Turkey Trot Festival

Turkey Trot is an annual festival held in Yellville (Marion County) on the second weekend in October, all day Friday and Saturday. Like many Arkansas festivals, Turkey Trot was founded to draw attention to local natural resources as well as to provide community entertainment. However, it has also been a source of controversy due to the treatment of turkeys during the festival.

The festival originated just before Thanksgiving in 1946, when Yellville’s American Legion post, with help from local businessmen and professionals, sponsored a National Turkey Calling Contest and Turkey Trot. The day’s activities were intended to be a wild turkey–conservation activity, calling attention to Arkansas’s dwindling turkey population, which by the mid-1940s had dropped to only 7,000, very few of which remained in the Ozarks.

The “Turkey Trot” portion of the event originally referred to an activity in which event organizers dropped live turkeys from the courthouse roof. Festival attendees could chase and attempt to capture the birds, and those who caught birds could keep them for Thanksgiving dinner. In 1948, a local pilot began dropping the turkeys for the Turkey Trot from an airplane. This portion of the festival was so popular that the name was eventually adopted for the entire weekend’s activities.

In its early years, the festival included educational conservation programs, political speakers, turkey dinners, archery and other sporting demonstrations, square dances, and live music. Later, the American Legion post handed over organization of the festival to the Yellville Area Chamber of Commerce. The Chamber of Commerce added a parade, street dance, 5K run/walk, a popular lip-syncing contest, and the Miss Turkey Trot pageant, which includes a Miss Drumsticks division, in which participants are judged on the beauty of their legs alone. The majority of the festival’s events take place on the courthouse square, where streets are blocked off to make room for food and craft vendors, game booths, and the stage for the live music and other entertainment. Recent notable entertainers have included country musicians John Conlee and Jeannie Kendall of the Kendalls.

A December 1989 article in the National Enquirer brought notoriety to the festival. The article, which referred to the festival as “sick” and “bizarre,” featured graphic photographs of the turkey drops, which inspired outrage from people all over the country. Event organizers defended the drops, arguing that wild turkeys are able to use their wings to glide gently to the ground. In response to the criticism, the Yellville Chamber of Commerce officially stopped sponsoring the airplane drops, but the tradition was continued by an unidentified private citizen, popularly known as the “phantom pilot.” The turkey drops came under further scrutiny in 2011, when the organization People for the Ethical Treatment of Animals (PETA) offered a $5,000 reward for the arrest of the phantom pilot. The Federal Aviation Administration (FAA) has also weighed in on the issue, saying that pilots caught releasing birds from an airplane risk losing their license. For several subsequent years, live turkeys were dropped from the courthouse roof.

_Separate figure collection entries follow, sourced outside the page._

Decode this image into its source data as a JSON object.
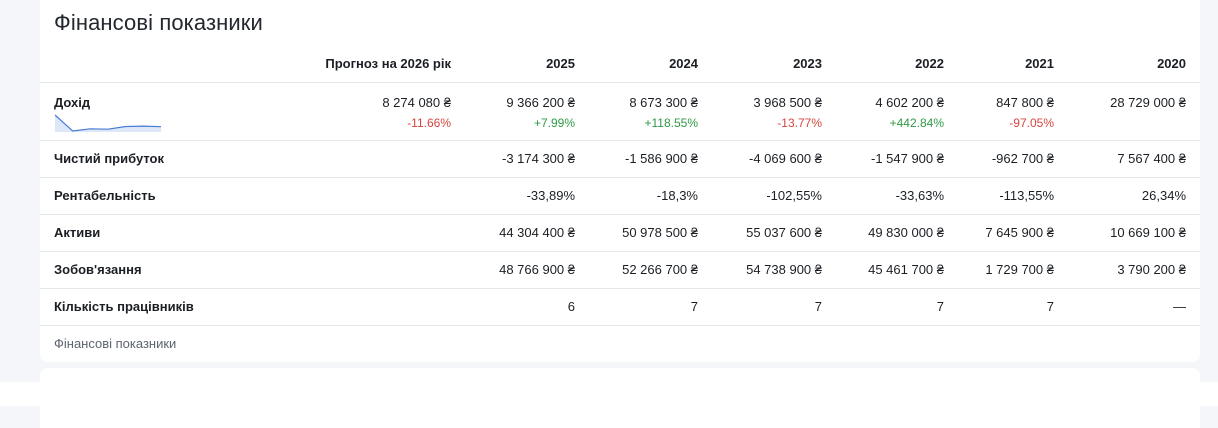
{
  "title": "Фінансові показники",
  "columns": [
    "Прогноз на 2026 рік",
    "2025",
    "2024",
    "2023",
    "2022",
    "2021",
    "2020"
  ],
  "rows": {
    "revenue": {
      "label": "Дохід",
      "values": [
        "8 274 080 ₴",
        "9 366 200 ₴",
        "8 673 300 ₴",
        "3 968 500 ₴",
        "4 602 200 ₴",
        "847 800 ₴",
        "28 729 000 ₴"
      ],
      "deltas": [
        "-11.66%",
        "+7.99%",
        "+118.55%",
        "-13.77%",
        "+442.84%",
        "-97.05%",
        ""
      ],
      "sparkline": [
        28729000,
        847800,
        4602200,
        3968500,
        8673300,
        9366200,
        8274080
      ]
    },
    "net_profit": {
      "label": "Чистий прибуток",
      "values": [
        "",
        "-3 174 300 ₴",
        "-1 586 900 ₴",
        "-4 069 600 ₴",
        "-1 547 900 ₴",
        "-962 700 ₴",
        "7 567 400 ₴"
      ]
    },
    "profitability": {
      "label": "Рентабельність",
      "values": [
        "",
        "-33,89%",
        "-18,3%",
        "-102,55%",
        "-33,63%",
        "-113,55%",
        "26,34%"
      ]
    },
    "assets": {
      "label": "Активи",
      "values": [
        "",
        "44 304 400 ₴",
        "50 978 500 ₴",
        "55 037 600 ₴",
        "49 830 000 ₴",
        "7 645 900 ₴",
        "10 669 100 ₴"
      ]
    },
    "liabilities": {
      "label": "Зобов'язання",
      "values": [
        "",
        "48 766 900 ₴",
        "52 266 700 ₴",
        "54 738 900 ₴",
        "45 461 700 ₴",
        "1 729 700 ₴",
        "3 790 200 ₴"
      ]
    },
    "employees": {
      "label": "Кількість працівників",
      "values": [
        "",
        "6",
        "7",
        "7",
        "7",
        "7",
        "—"
      ]
    }
  },
  "caption": "Фінансові показники",
  "colors": {
    "negative": "#d6453d",
    "positive": "#2e9a44",
    "sparkline": "#4a7bd6"
  }
}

However, in 2015, for the first time in eight years, a pilot dropped turkeys from a plane during the festival, eliciting cheers from the crowd below. The airplane turkey drops were again performed in 2016; two turkeys were reportedly killed in the drops. Those drops were done from the plane of Mountain View (Stone County) pharmacist Dana Woods. In 2017, turkeys were dropped from a plane registered to Aldino Raimondi of Yellville. On April 6, 2018, the Yellville Chamber of Commerce announced that it would no longer continue to serve as organizer of the festival, citing “safety concerns, rising costs, and loss of funding.” The Mid-Marion County Rotary Club, later that month, voted to take over sponsorship of the festival provided that no turkeys were dropped from airplanes.

For additional information:
Berry, Earl. History of Marion County. Little Rock: International Graphics Industry, 1977.

Lowery, Annie. “Tossing a Bird That Does Not Fly out of a Plane.” The Atlantic, November 20, 2018. Online at https://www.theatlantic.com/ideas/archive/2018/11/yellville-turkey-trot/576184/ (accessed September 13, 2019).

Turkey Trot. Mid-Marion County Rotary. https://www.midmarioncountyrotary.org/turkey-trot/ (accessed September 13, 2019).

Mary Buchman
Powhatan Historic State Park

Comments

    During my childhood in the ’50s and ’60s I lived in Flippin, Arkansas, seven miles from Yellville. It was a wonderful time to get to Yellville to Turkey Trot. At that time, they had a carnival and dropped turkeys. It was fun to watch them FLY. They sometimes landed in the trees around the courthouse. Some of the boys would go up, and then the chase was on. It was fun and a lot of turkeys populated the Ozarks. Now there are no more speeches, no more carnivals, and very little fun due to a group, PETA.